Root. The roots are little, fine, and hair-like coming from the underground stems.
Stem. The stems creep under the ground, and have a brown, scaly bark. From these grow the upright woody stems three to six inches high, smooth below, downy and crowned with leaves above.
Leaf. The leaves are evergreen, oval, and the largest measure one and one-half inches in length and one inch across. The smaller and younger ones are about one-half an inch long and one-quarter of an inch across. All the leaves are smooth and have tiny thorns growing out from the margins. The old ones are dark green above and yellow-green below. The young leaves are shiny, a fresh yellow-green, tinted reddish and are borne on new stems. When crushed they smell like peppermint candy.
Flower. The flowers come in June and July and are waxy white, slightly tinted pink, drooping, produced mostly singly in the axils of the leaves and borne on red stems.
Berry. The berries are crimson-red, subglobular, aromatic, and taste pleasantly. They have a five-celled capsule.
HISTORY AND LEGEND
Barton in his "Vegetable Materia Medica" says it was so abundant in the pine barrens of New Jersey that bunches of it were brought to the Jersey market of Philadelphia in November and December and sold for one cent each, and that deer and partridges fed on this and the Mitchella repens in late autumn. The country people thought that the peculiarly delicate flavor of venison came from the berries of the Gaultheria procumbens—hence one of its names, deerberry. These berries were also eaten by the Indians of Michigan and Wisconsin.
The oil from the bark of sweet birch, Betula lenta, is nearly identical with the oil of wintergreen and is frequently sold as such.
Medicine.
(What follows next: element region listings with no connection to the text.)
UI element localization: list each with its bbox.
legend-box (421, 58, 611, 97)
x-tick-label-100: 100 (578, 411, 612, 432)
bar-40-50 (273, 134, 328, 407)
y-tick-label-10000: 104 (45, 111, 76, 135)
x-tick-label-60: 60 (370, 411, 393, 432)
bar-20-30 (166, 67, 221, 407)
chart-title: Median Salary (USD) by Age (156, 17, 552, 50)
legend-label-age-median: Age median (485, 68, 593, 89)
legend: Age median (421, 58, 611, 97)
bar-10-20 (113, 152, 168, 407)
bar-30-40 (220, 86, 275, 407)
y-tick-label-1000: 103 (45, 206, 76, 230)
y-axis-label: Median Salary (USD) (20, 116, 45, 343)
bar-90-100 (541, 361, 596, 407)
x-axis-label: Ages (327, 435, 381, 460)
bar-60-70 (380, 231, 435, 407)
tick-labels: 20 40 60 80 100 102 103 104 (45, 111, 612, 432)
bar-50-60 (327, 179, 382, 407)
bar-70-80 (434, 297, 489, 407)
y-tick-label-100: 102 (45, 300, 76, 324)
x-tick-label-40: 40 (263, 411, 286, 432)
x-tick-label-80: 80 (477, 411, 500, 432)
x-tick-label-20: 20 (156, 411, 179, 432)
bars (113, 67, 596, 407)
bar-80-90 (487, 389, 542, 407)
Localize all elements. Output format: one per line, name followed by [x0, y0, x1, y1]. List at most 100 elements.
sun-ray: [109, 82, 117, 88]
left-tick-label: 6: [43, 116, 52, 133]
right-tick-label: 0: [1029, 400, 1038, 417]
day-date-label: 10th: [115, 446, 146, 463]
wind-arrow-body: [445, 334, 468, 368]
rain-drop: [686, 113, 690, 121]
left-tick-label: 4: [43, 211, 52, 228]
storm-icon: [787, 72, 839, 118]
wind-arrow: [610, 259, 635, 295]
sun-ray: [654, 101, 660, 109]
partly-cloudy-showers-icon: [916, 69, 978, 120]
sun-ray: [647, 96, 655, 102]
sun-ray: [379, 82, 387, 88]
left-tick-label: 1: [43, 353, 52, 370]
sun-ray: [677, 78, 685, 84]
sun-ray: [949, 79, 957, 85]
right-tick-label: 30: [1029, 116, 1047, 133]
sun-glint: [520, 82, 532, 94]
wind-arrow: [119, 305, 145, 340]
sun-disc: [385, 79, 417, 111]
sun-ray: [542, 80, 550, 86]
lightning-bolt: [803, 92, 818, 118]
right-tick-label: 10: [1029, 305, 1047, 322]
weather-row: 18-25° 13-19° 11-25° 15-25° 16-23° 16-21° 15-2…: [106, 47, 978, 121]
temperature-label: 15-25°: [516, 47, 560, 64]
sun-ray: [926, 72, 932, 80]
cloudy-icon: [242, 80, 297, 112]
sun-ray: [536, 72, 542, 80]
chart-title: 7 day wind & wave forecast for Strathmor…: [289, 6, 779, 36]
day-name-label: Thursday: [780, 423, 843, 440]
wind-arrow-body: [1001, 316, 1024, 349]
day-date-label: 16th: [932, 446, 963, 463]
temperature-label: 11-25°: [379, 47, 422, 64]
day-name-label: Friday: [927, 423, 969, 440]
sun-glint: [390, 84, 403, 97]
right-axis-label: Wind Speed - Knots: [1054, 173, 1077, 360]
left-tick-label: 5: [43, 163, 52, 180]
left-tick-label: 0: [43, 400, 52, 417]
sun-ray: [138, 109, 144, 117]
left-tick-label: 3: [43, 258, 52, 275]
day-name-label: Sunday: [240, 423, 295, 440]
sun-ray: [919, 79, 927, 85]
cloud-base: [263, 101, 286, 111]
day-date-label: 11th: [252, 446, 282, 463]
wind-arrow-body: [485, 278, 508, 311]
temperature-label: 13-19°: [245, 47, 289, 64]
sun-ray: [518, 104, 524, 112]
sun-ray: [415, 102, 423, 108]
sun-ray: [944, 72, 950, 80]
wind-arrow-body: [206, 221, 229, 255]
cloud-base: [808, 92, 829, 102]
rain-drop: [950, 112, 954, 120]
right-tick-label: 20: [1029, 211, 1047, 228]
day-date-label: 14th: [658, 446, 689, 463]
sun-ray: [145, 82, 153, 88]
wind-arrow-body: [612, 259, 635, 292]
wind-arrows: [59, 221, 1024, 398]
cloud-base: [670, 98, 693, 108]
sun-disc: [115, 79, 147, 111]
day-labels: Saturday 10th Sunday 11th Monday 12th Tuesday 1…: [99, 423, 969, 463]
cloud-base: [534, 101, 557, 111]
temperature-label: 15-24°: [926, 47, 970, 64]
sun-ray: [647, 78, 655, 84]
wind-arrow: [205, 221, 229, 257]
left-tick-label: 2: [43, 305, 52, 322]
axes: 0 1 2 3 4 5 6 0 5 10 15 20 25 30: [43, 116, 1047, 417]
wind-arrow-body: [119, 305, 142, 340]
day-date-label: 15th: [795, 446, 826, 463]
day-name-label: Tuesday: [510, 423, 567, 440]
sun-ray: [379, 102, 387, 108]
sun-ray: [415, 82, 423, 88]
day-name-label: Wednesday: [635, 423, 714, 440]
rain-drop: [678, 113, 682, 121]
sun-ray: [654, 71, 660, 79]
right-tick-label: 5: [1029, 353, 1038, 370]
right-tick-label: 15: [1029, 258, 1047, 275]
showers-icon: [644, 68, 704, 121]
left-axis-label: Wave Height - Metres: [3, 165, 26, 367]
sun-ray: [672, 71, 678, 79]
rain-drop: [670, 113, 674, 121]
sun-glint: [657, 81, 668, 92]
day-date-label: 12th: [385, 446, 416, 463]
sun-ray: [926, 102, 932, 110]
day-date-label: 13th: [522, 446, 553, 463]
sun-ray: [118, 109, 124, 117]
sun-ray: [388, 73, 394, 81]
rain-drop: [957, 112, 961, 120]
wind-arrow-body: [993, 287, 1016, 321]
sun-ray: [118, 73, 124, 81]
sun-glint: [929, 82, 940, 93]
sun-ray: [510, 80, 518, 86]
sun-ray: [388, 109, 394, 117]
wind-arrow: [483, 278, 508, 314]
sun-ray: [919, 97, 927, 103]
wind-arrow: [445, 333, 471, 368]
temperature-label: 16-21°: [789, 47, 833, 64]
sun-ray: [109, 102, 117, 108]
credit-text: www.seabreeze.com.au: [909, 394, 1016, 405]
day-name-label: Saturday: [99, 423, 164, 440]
It is no longer in the United States Pharmacopoeia, nevertheless the volatile oil distilled from the leaves is much used to rub on joints for rheumatic pains, for lumbago, sciatica, and similar complaints. It is also administered internally in the treatment of rheumatic fevers. In America, oil of wintergreen was widely known because it was an ingredient in the quack medicine called the Panacea of Swain. It was introduced into England in 1762.
Perfume. The oil can be used in the preparation of synthetic cassia oil and in compounding new-mown hay perfumes, also in soaps.
Food. The berries infused in brandy or spirit make a beverage like bitters. Because the leaves were used for tea during the American Revolution, it is included in this book.
The Gaultheria procumbens grows in shady woods and likes a sandy or loose soil. When the plant is cultivated the soil should be mixed with leaf mold to a depth of four inches or so. The divisions of wild plants can be obtained and set out in the spring or fall six inches apart.
Harvest. The plants are usually gathered at the end of the growing season, and then are dried and packed for the market. For extracting the volatile oil the plants are first soaked in water for twenty-four hours, and then distilled in steam. Over 2,200 pounds of wintergreen oil were produced in the United States in 1909, and 6,000 in 1915. The production has gradually declined and the price advanced. In the past, collectors earned five cents a pound for the herb. It is difficult, however, to find quantities of it now, and not practical to grow it for profit.